Осторожно сложив запчасти на пол, я метнулась обратно за левой рукой и фрагментами туловища! Так, сейчас ноги в руки и бежать! Где вторая нога? Вот она! Нашла! Я подметала мраморную крошку с пола, подгребала драгоценности и цветы. Чужая туника была закинута на плечо, а я проверяла, чтобы нигде не осталось ни единого камушка.

Меня так и подмывало оставить записку: «Милый, не ищи меня! Я ухожу от тебя! Сил моих больше нет!», а потом подумала, что мужик, узнав о том, что от него ушла даже статуя, добрее не станет.

Я сидела дома в кресле, обнимая голову статуи и думала.

— Ну что, дорогая! Одна голова хорошо, а две — лучше! — философски заметила я, в надежде, что Императора отпустит. — А что? С глаз долой из сердца вон! Погорюет, перестанет! Я на это надеюсь…

В салате из кармана попадались нитки, но я мужественно его поглощала, представляя размер неприятностей, которые недавно нашла на похолодевшие от тревожного предвкушения прелести. Пока что линейка задумалась, вспоминая приблизительный рост, размер обуви и длину носа одного интересного мужчины, который будет щедр и немилосерден.

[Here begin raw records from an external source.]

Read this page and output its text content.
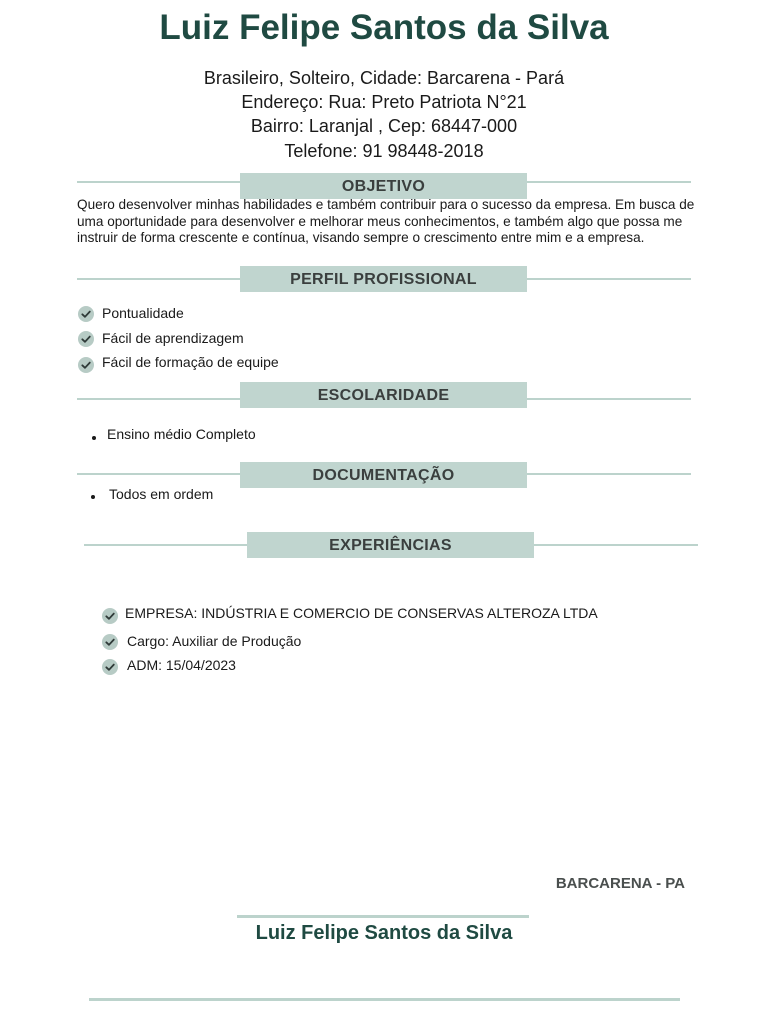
Luiz Felipe Santos da Silva
Brasileiro, Solteiro, Cidade: Barcarena - Pará
Endereço: Rua: Preto Patriota N°21
Bairro: Laranjal , Cep: 68447-000
Telefone: 91 98448-2018
OBJETIVO
Quero desenvolver minhas habilidades e também contribuir para o sucesso da empresa. Em busca de uma oportunidade para desenvolver e melhorar meus conhecimentos, e também algo que possa me instruir de forma crescente e contínua, visando sempre o crescimento entre mim e a empresa.
PERFIL PROFISSIONAL
Pontualidade
Fácil de aprendizagem
Fácil de formação de equipe
ESCOLARIDADE
Ensino médio Completo
DOCUMENTAÇÃO
Todos em ordem
EXPERIÊNCIAS
EMPRESA: INDÚSTRIA E COMERCIO DE CONSERVAS ALTEROZA LTDA
Cargo: Auxiliar de Produção
ADM: 15/04/2023
BARCARENA - PA
Luiz Felipe Santos da Silva
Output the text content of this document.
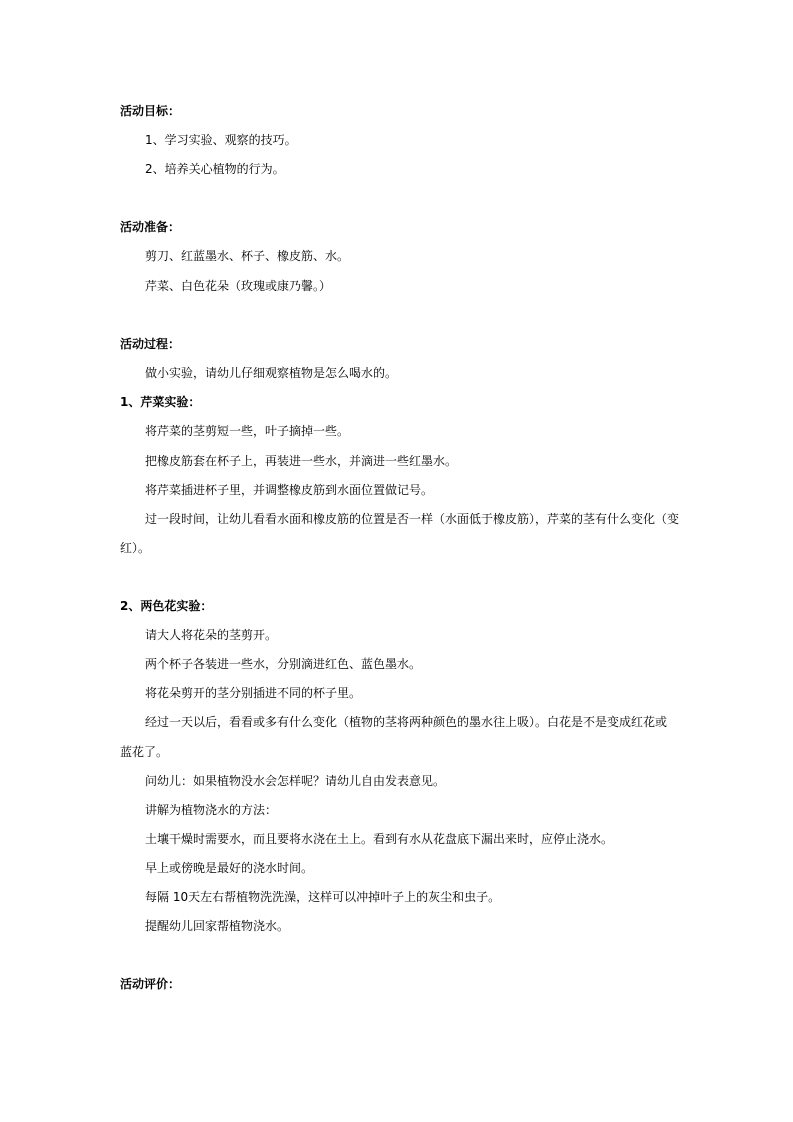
活动目标：
1、学习实验、观察的技巧。
2、培养关心植物的行为。
活动准备：
剪刀、红蓝墨水、杯子、橡皮筋、水。
芹菜、白色花朵（玫瑰或康乃馨。）
活动过程：
做小实验，请幼儿仔细观察植物是怎么喝水的。
1、芹菜实验：
将芹菜的茎剪短一些，叶子摘掉一些。
把橡皮筋套在杯子上，再装进一些水，并滴进一些红墨水。
将芹菜插进杯子里，并调整橡皮筋到水面位置做记号。
过一段时间，让幼儿看看水面和橡皮筋的位置是否一样（水面低于橡皮筋），芹菜的茎有什么变化（变
红）。
2、两色花实验：
请大人将花朵的茎剪开。
两个杯子各装进一些水，分别滴进红色、蓝色墨水。
将花朵剪开的茎分别插进不同的杯子里。
经过一天以后，看看或多有什么变化（植物的茎将两种颜色的墨水往上吸）。白花是不是变成红花或
蓝花了。
问幼儿：如果植物没水会怎样呢？请幼儿自由发表意见。
讲解为植物浇水的方法：
土壤干燥时需要水，而且要将水浇在土上。看到有水从花盘底下漏出来时，应停止浇水。
早上或傍晚是最好的浇水时间。
每隔 10天左右帮植物洗洗澡，这样可以冲掉叶子上的灰尘和虫子。
提醒幼儿回家帮植物浇水。
活动评价：
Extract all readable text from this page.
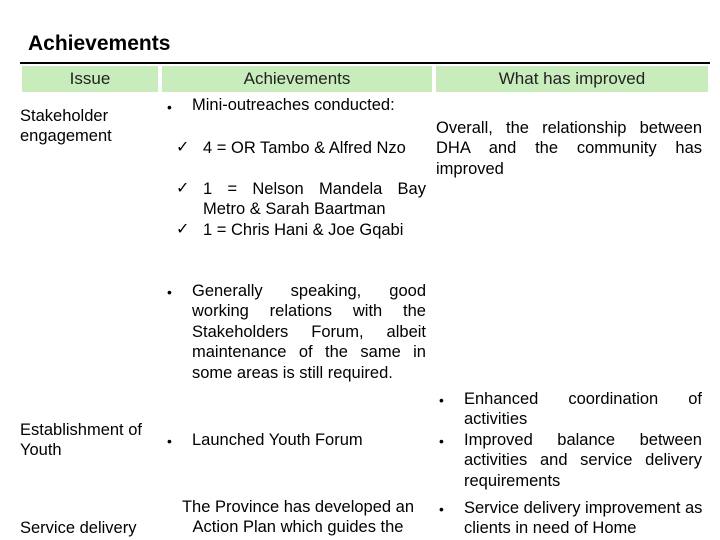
Achievements
Issue	Achievements	What has improved
Stakeholder engagement
• Mini-outreaches conducted:
✓ 4 = OR Tambo & Alfred Nzo
✓ 1 = Nelson Mandela Bay Metro & Sarah Baartman
✓ 1 = Chris Hani & Joe Gqabi
• Generally speaking, good working relations with the Stakeholders Forum, albeit maintenance of the same in some areas is still required.
Overall, the relationship between DHA and the community has improved
Establishment of Youth
• Launched Youth Forum
• Enhanced coordination of activities
• Improved balance between activities and service delivery requirements
Service delivery
The Province has developed an Action Plan which guides the
• Service delivery improvement as clients in need of Home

Зеркало внезапно вспыхнуло, показывая знакомый храм. Сердце оборвалось, салат с кашлем вылетел изо рта. И тут я с облегчением обнаружила, что у алтаря стоит молодая женщина в скромном сером чепце и сером платье. Из чепца выбилось несколько прядей каштановых волос, а ее пальцы вращали какое-то медное колечко.

— Я его так любила, кормила вкусно, рубахи штопала, слова поперек не сказала! Каждый день ему то булки любимые испеку, то мясо приготовлю… Все как он хотел! Не ругала, не кричала на него, все сама по дому делала, помощи не просила, — всхлипывал «воробышек», сжимая в кулаке кольцо. — Вы же обещали, что он не пойдет больше к своей любовнице! Не будет ночевать у нее! У нас же ребенок маленький! Верните моего мужа! Вот…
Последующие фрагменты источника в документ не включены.